Polémique autour d’une aide financière des USA à la Tunisie
Au moment où une délégation gouvernementale tunisienne se trouve à Washington en vue de finaliser un accord de prêt avec le FMI, l’administration américaine a annoncé l’octroi à la Tunisie d’une aide urgente de 60 millions de dollars pour soutenir les familles tunisiennes vulnérables. Une aide dont les modalités qualifiées d’« humiliantes » par l’opposition, font polémique.
Today we announced a $60 million grant to @UNICEF to deliver direct support to vulnerable families throughout Tunisia. The United States is committed long-term to the Tunisian people as they strive to build a prosperous, democratic future for all Tunisians.
— Secretary Antony Blinken (@SecBlinken) October 13, 2022
« Les États-Unis continuent de soutenir le peuple tunisien alors qu’il est aux prises avec une crise économique permanente dans son pays et qu’il est confronté à une insécurité alimentaire exacerbée par l’agression de la Russie en Ukraine », a déclaré à cette occasion le chef de la diplomatie américaine, Antony Blinken.
L’ambassade US précise que ce programme apportera une aide immédiate aux enfants de familles vulnérables via des transferts monétaires mensuels délivrés par l’Unicef aux familles vulnérables avec des enfants âgés de 6 à 18 ans, touchant 305 mille enfants, et comprenant une gamme de mesures d’accompagnement en marge de la rentrée scolaire.

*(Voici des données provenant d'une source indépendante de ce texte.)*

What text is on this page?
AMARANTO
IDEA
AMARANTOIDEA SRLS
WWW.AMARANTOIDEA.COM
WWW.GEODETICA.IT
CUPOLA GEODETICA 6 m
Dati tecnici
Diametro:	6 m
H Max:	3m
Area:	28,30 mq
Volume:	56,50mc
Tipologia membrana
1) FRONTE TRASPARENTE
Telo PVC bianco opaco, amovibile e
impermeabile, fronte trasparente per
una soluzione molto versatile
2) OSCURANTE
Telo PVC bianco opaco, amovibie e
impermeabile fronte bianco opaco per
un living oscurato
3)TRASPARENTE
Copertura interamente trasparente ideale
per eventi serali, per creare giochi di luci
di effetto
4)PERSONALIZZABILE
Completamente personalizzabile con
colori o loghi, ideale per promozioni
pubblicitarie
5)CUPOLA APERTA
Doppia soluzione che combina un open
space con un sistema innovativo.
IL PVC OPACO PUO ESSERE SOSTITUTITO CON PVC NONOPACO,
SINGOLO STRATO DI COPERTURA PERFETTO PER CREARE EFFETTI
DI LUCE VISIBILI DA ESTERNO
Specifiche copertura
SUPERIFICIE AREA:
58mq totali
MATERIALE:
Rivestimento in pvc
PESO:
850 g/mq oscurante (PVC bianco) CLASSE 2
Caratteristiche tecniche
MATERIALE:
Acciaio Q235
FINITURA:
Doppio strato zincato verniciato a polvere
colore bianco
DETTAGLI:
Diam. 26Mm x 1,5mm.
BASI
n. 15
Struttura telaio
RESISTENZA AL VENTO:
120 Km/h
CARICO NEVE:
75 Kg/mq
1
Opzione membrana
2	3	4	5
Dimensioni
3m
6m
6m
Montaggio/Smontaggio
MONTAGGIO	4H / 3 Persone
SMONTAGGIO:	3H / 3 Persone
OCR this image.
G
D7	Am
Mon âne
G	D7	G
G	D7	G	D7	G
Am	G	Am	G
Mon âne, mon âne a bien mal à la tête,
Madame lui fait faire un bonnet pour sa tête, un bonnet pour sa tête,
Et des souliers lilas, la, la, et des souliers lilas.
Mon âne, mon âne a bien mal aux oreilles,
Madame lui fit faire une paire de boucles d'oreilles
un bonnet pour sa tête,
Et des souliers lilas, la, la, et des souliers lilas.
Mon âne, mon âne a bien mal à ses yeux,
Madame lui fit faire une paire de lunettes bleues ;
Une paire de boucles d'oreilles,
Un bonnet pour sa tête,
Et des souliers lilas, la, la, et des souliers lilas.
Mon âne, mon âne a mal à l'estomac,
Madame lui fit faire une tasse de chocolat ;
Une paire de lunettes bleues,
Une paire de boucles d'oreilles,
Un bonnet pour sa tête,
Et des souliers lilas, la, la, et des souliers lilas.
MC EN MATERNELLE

« Cet engagement s’ajoute aux programmes américains en cours qui soutiennent la société civile tunisienne et le secteur privé, alors que les Tunisiens s’efforcent de construire un avenir prospère et démocratique pour tous. Les États-Unis ont et continueront à soutenir le peuple tunisien à travers notre partenariat à long terme axé sur l’approfondissement de notre coopération en matière de sécurité, la protection des droits de l’homme et des libertés fondamentales de tous, et la promotion de la prospérité économique à long terme », poursuit la même source.
Ce commentaire à caractère plus politique, contenant quelques piques sur l’état de déconstruction des acquis démocratiques du pays, a semble-t-il déplu aux autorités locales. D’autant que des plateaux télévisés ont fustigé hier soir le fait que l’administration étatsunienne de Joe Biden ne fasse plus confiance à l’actuel pouvoir tunisien, et préfère passer par l’Unicef pour distribuer cette « somme dérisoire » de 60 millions de dollars, « digne des pays en proie aux famines » :
Le ministre des Affaires sociales piqué au vif
Présent lors d’un point presse, le ministre des Affaires sociales Malek Zahi, un proche du président Kais Saïed que l’on pressent dans les arcanes du pouvoir pour succéder à Najla Bouden à la tête d’un futur gouvernement, s’était pourtant félicité du fait que : « ce programme renforce les régimes de protection sociale existants dans le cadre de l’AMEN Social pour les enfants âgés de 6 à 18 ans issus de ménages vulnérables et en doublant l’allocation de rentrée scolaire 2022-2023 du gouvernement tunisien pour plus de 420 000 enfants. L’allocation pour enfant consolide les réformes en cours du système de protection sociale en Tunisie, un pilier clé du programme de réforme du gouvernement ».
Irrité par le traitement médiatique de l’évènement, le ministre est intervenu aujourd’hui vendredi pour affirmer : « Je voudrais éclairer l’opinion sur le fait que notre dignité est une ligne rouge et que nous ne participerons pas à ce qui pourrait porter atteinte ni à la dignité du peuple tunisien ni à notre souveraineté. L’aide internationale n’est pas une nouveauté, […] cette aide américaine est fournie avec nos conditions, nos idées et nos programmes ».
Zahi ajoute que « la Tunisie n’accepte la charité d’aucun pays et nul ne peut occulter le rôle de l’Etat tunisien ni donner des aides directes sans passer par les institutions de l’Etat. Les aides seront toujours accordées à travers les institutions de l’Etat, en l’occurrence le ministère des Affaires sociales et l’Instance générale du développement social ».
Cette énième brouille intervient au terme d’une année où les Etats-Unis ont multiplié les remontrances verbales à l’égard du coup de force de Kais Saïed, le président tunisien ne cachant plus quant à lui son hostilité à l’égard de ce qu’il qualifie d’« ingérences » américaines « inacceptables ».